CAA buys rival agency ICM as Hollywood heads to uncertain future


The announcement on Monday that Creative Artists Agency (CAA), one of the top four talent agencies in the entertainment industry, would be acquiring the top four ICM Partners agencies left jaws drop across the industry. The two companies represent many of the city’s greatest actors, directors and creators (Steven Spielberg, Shonda Rhimes, Daniel Craig, Ava DuVernay, and Jessica chastain among them), as well as many sports stars.

The entertainment industry is changing, and this deal offers a glimpse of how Hollywood is frantically remaking itself. Consolidation, if approved, would create a monster that, like the CAA Bryan Lourd, Kevin Huvane, and Richard lovett said in a statement, “strengthens our collective resources, expertise and relationships to provide even more opportunities for our world-class clients to build their careers and brands across multiple disciplines and platforms in a changing market.”

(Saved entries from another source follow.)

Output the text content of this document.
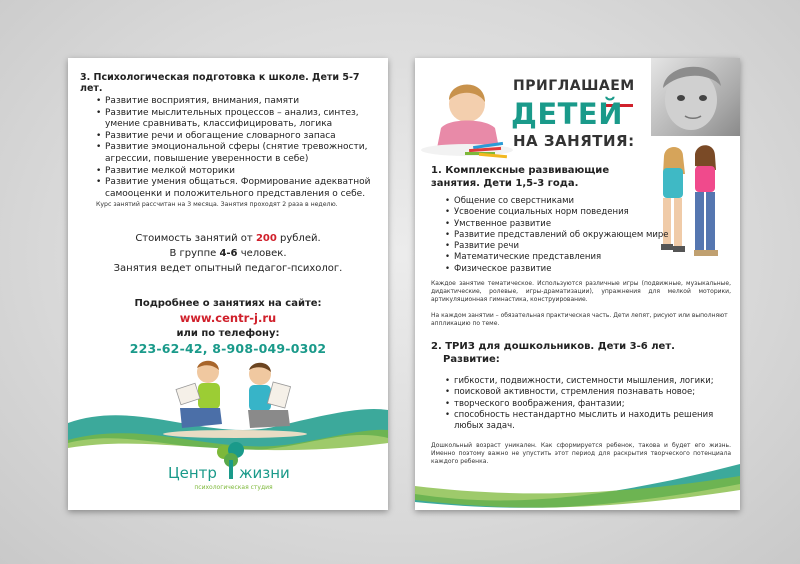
3. Психологическая подготовка к школе. Дети 5-7 лет.
• Развитие восприятия, внимания, памяти
• Развитие мыслительных процессов – анализ, синтез, умение сравнивать, классифицировать, логика
• Развитие речи и обогащение словарного запаса
• Развитие эмоциональной сферы (снятие тревожности, агрессии, повышение уверенности в себе)
• Развитие мелкой моторики
• Развитие умения общаться. Формирование адекватной самооценки и положительного представления о себе.
Курс занятий рассчитан на 3 месяца. Занятия проходят 2 раза в неделю.
Стоимость занятий от 200 рублей.
В группе 4-6 человек.
Занятия ведет опытный педагог-психолог.
Подробнее о занятиях на сайте:
www.centr-j.ru
или по телефону:
223-62-42, 8-908-049-0302
Центр жизни
психологическая студия
ПРИГЛАШАЕМ
ДЕТЕЙ
НА ЗАНЯТИЯ:
1. Комплексные развивающие занятия. Дети 1,5-3 года.
• Общение со сверстниками
• Усвоение социальных норм поведения
• Умственное развитие
• Развитие представлений об окружающем мире
• Развитие речи
• Математические представления
• Физическое развитие
Каждое занятие тематическое. Используются различные игры (подвижные, музыкальные, дидактические, ролевые, игры-драматизации), упражнения для мелкой моторики, артикуляционная гимнастика, конструирование.
На каждом занятии – обязательная практическая часть. Дети лепят, рисуют или выполняют аппликацию по теме.
2. ТРИЗ для дошкольников. Дети 3-6 лет.
Развитие:
• гибкости, подвижности, системности мышления, логики;
• поисковой активности, стремления познавать новое;
• творческого воображения, фантазии;
• способность нестандартно мыслить и находить решения любых задач.
Дошкольный возраст уникален. Как сформируется ребенок, такова и будет его жизнь. Именно поэтому важно не упустить этот период для раскрытия творческого потенциала каждого ребенка.
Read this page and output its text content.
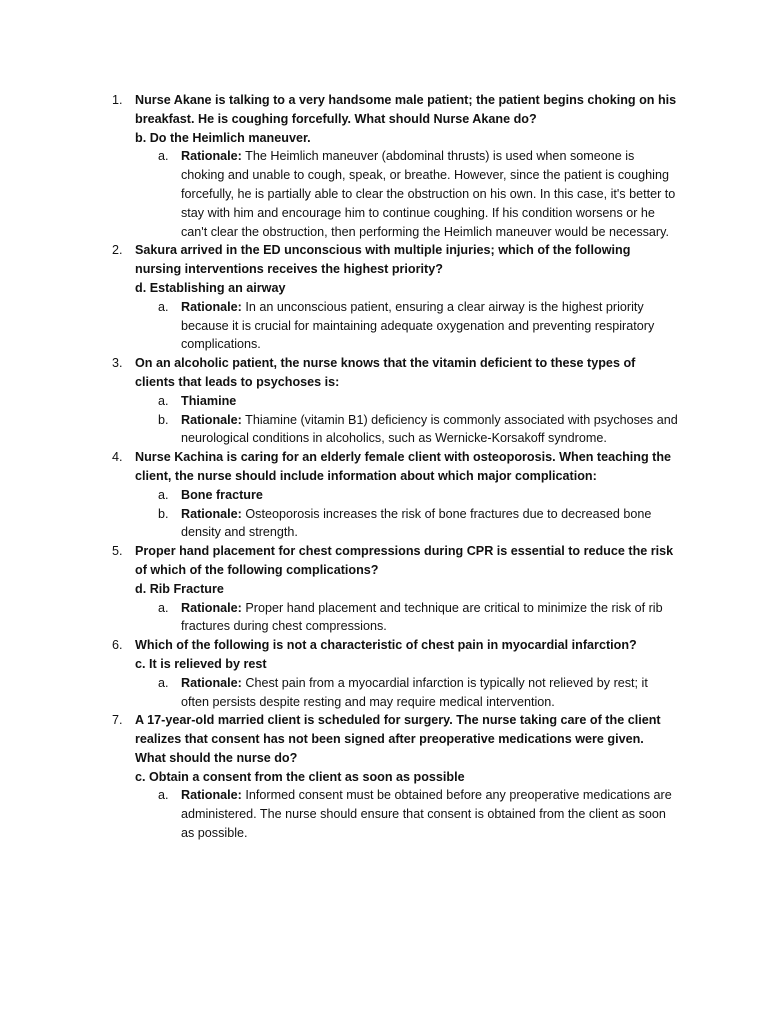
1. Nurse Akane is talking to a very handsome male patient; the patient begins choking on his breakfast. He is coughing forcefully. What should Nurse Akane do?
b. Do the Heimlich maneuver.
a. Rationale: The Heimlich maneuver (abdominal thrusts) is used when someone is choking and unable to cough, speak, or breathe. However, since the patient is coughing forcefully, he is partially able to clear the obstruction on his own. In this case, it's better to stay with him and encourage him to continue coughing. If his condition worsens or he can't clear the obstruction, then performing the Heimlich maneuver would be necessary.
2. Sakura arrived in the ED unconscious with multiple injuries; which of the following nursing interventions receives the highest priority?
d. Establishing an airway
a. Rationale: In an unconscious patient, ensuring a clear airway is the highest priority because it is crucial for maintaining adequate oxygenation and preventing respiratory complications.
3. On an alcoholic patient, the nurse knows that the vitamin deficient to these types of clients that leads to psychoses is:
a. Thiamine
b. Rationale: Thiamine (vitamin B1) deficiency is commonly associated with psychoses and neurological conditions in alcoholics, such as Wernicke-Korsakoff syndrome.
4. Nurse Kachina is caring for an elderly female client with osteoporosis. When teaching the client, the nurse should include information about which major complication:
a. Bone fracture
b. Rationale: Osteoporosis increases the risk of bone fractures due to decreased bone density and strength.
5. Proper hand placement for chest compressions during CPR is essential to reduce the risk of which of the following complications?
d. Rib Fracture
a. Rationale: Proper hand placement and technique are critical to minimize the risk of rib fractures during chest compressions.
6. Which of the following is not a characteristic of chest pain in myocardial infarction?
c. It is relieved by rest
a. Rationale: Chest pain from a myocardial infarction is typically not relieved by rest; it often persists despite resting and may require medical intervention.
7. A 17-year-old married client is scheduled for surgery. The nurse taking care of the client realizes that consent has not been signed after preoperative medications were given. What should the nurse do?
c. Obtain a consent from the client as soon as possible
a. Rationale: Informed consent must be obtained before any preoperative medications are administered. The nurse should ensure that consent is obtained from the client as soon as possible.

This “changing market” has taken a number of hard hits in recent years. These immensely powerful talent agencies had developed into full-fledged media conglomerates over the years, backed by private capital.

After a deadly fight with the Writers Guild of America in which thousands of Hollywood writers dropping their agents en masse, CAA and ICM finally signed a deal with the WGA last year in which they agreed to phase out lucrative packaging fees. As part of the WGA agreement, CAA also sold its majority stake in wiip, the production company behind series like Dickinson and Easttown mare.

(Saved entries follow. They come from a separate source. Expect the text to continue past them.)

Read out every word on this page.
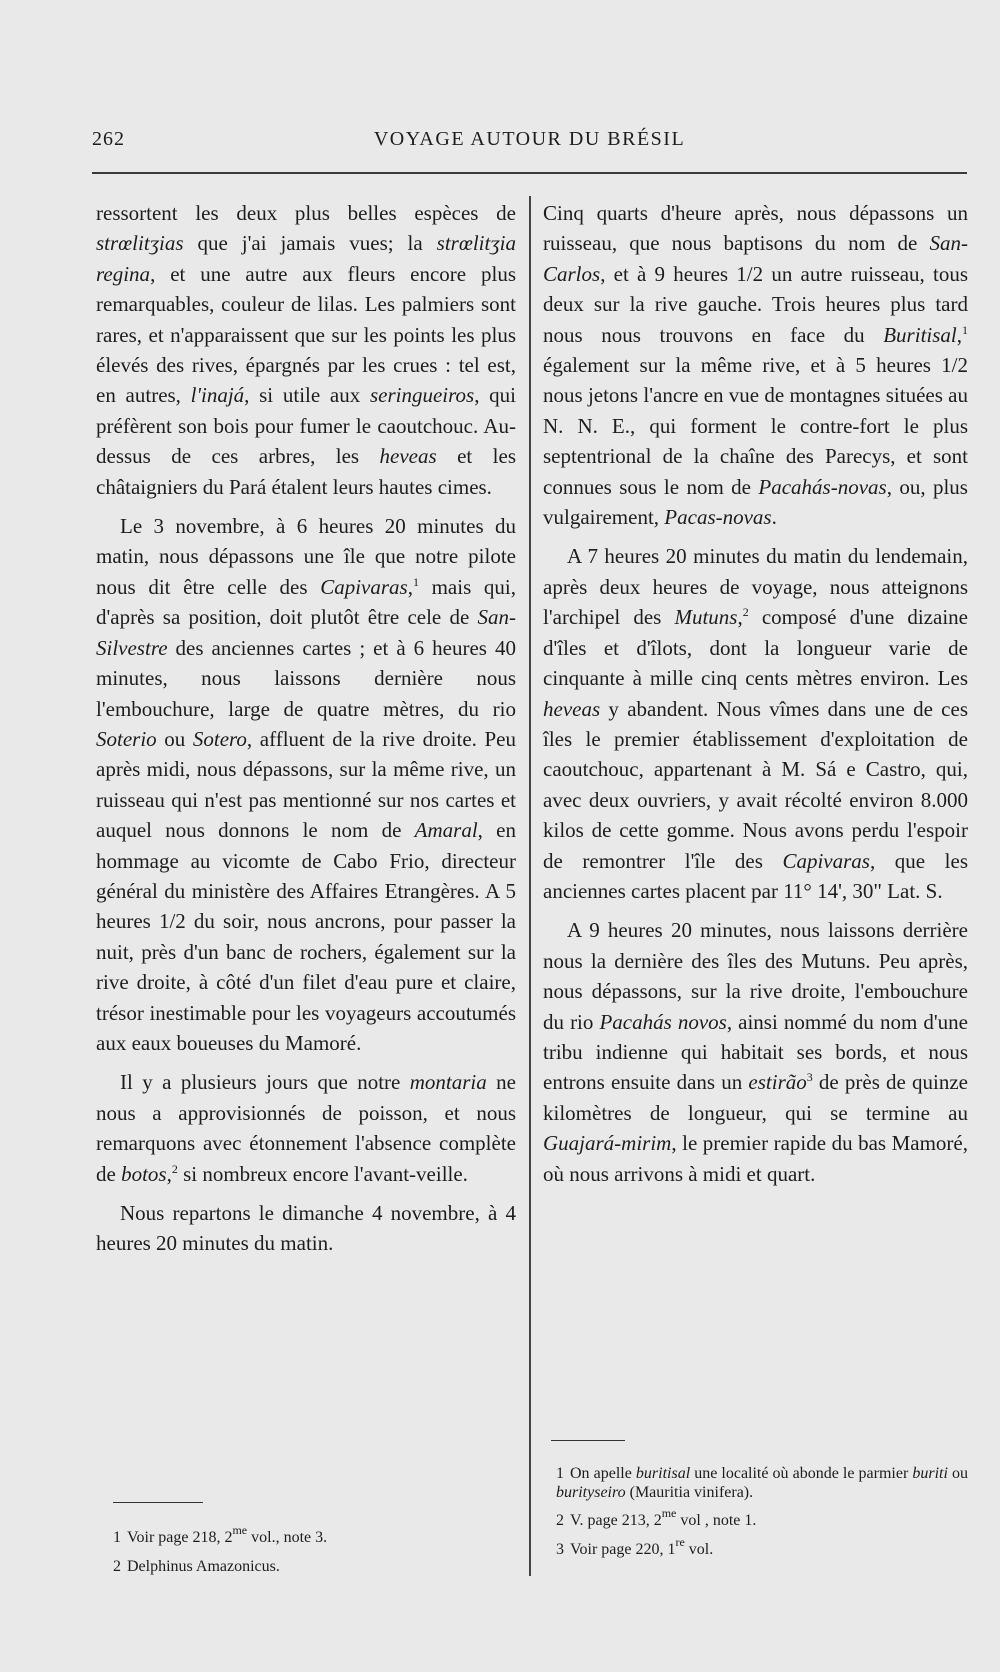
262	VOYAGE AUTOUR DU BRÉSIL

ressortent les deux plus belles espèces de strœlitʒias que j'ai jamais vues; la strœlitʒia regina, et une autre aux fleurs encore plus remarquables, couleur de lilas. Les palmiers sont rares, et n'apparaissent que sur les points les plus élevés des rives, épargnés par les crues : tel est, en autres, l'inajá, si utile aux seringueiros, qui préfèrent son bois pour fumer le caoutchouc. Au-dessus de ces arbres, les heveas et les châtaigniers du Pará étalent leurs hautes cimes.

Le 3 novembre, à 6 heures 20 minutes du matin, nous dépassons une île que notre pilote nous dit être celle des Capivaras,$^1$ mais qui, d'après sa position, doit plutôt être cele de San-Silvestre des anciennes cartes ; et à 6 heures 40 minutes, nous laissons dernière nous l'embouchure, large de quatre mètres, du rio Soterio ou Sotero, affluent de la rive droite. Peu après midi, nous dépassons, sur la même rive, un ruisseau qui n'est pas mentionné sur nos cartes et auquel nous donnons le nom de Amaral, en hommage au vicomte de Cabo Frio, directeur général du ministère des Affaires Etrangères. A 5 heures 1/2 du soir, nous ancrons, pour passer la nuit, près d'un banc de rochers, également sur la rive droite, à côté d'un filet d'eau pure et claire, trésor inestimable pour les voyageurs accoutumés aux eaux boueuses du Mamoré.

Il y a plusieurs jours que notre montaria ne nous a approvisionnés de poisson, et nous remarquons avec étonnement l'absence complète de botos,$^2$ si nombreux encore l'avant-veille.

Nous repartons le dimanche 4 novembre, à 4 heures 20 minutes du matin.

Cinq quarts d'heure après, nous dépassons un ruisseau, que nous baptisons du nom de San-Carlos, et à 9 heures 1/2 un autre ruisseau, tous deux sur la rive gauche. Trois heures plus tard nous nous trouvons en face du Buritisal,$^1$ également sur la même rive, et à 5 heures 1/2 nous jetons l'ancre en vue de montagnes situées au N. N. E., qui forment le contre-fort le plus septentrional de la chaîne des Parecys, et sont connues sous le nom de Pacahás-novas, ou, plus vulgairement, Pacas-novas.

A 7 heures 20 minutes du matin du lendemain, après deux heures de voyage, nous atteignons l'archipel des Mutuns,$^2$ composé d'une dizaine d'îles et d'îlots, dont la longueur varie de cinquante à mille cinq cents mètres environ. Les heveas y abandent. Nous vîmes dans une de ces îles le premier établissement d'exploitation de caoutchouc, appartenant à M. Sá e Castro, qui, avec deux ouvriers, y avait récolté environ 8.000 kilos de cette gomme. Nous avons perdu l'espoir de remontrer l'île des Capivaras, que les anciennes cartes placent par 11° 14', 30" Lat. S.

A 9 heures 20 minutes, nous laissons derrière nous la dernière des îles des Mutuns. Peu après, nous dépassons, sur la rive droite, l'embouchure du rio Pacahás novos, ainsi nommé du nom d'une tribu indienne qui habitait ses bords, et nous entrons ensuite dans un estirão$^3$ de près de quinze kilomètres de longueur, qui se termine au Guajará-mirim, le premier rapide du bas Mamoré, où nous arrivons à midi et quart.

1 Voir page 218, $2^{me}$ vol., note 3.
2 Delphinus Amazonicus.
1 On apelle buritisal une localité où abonde le parmier buriti ou burityseiro (Mauritia vinifera).
2 V. page 213, $2^{me}$ vol , note 1.
3 Voir page 220, 1re vol.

The streaming wars have ushered in another level of chaos, as media companies devour each other in hopes of surviving the transition. This CAA-ICM union would create a megalith of similar agents who could fight with these media conglomerates.

The pandemic has accelerated the dominance of streaming, as studios like Warner Bros. have made the decision to drop their list of theatrical blockbusters on HBO Max and Disney to premiere Black Widow simultaneously in theaters and on Disney +. While Warner retroactively changed the deals with his talent, Disney found himself sued by Scarlett johansson for breach of contract. (The trial is still ongoing.)

All of this made it clear that the streaming economy will be tough on talent. Instead of box office bonuses (for movies) and syndication fees (for TV), agencies will have to push for bigger deals up front. And, it is believed, customers will be better served by having gargantuan representatives to lobby gargantuan media companies. As ICM Chris Silbermann commented in the announcement: “Together, we will build on our accomplishments and our entrepreneurial spirit, and continue to demonstrate an unwavering commitment to the best interests of our clients, as well as empowering new diverse voices within the industry. “

Definitions of best interests vary, of course, and the agreement will need to overcome the hurdle of antitrust laws. There will also be a discussion of this combination of two of the top four agencies among Hollywood’s many guilds, as it brings together many of the city’s most powerful talent in one stable. It’s just another convulsion in an industry resigned to constant transformation, for better or for worse.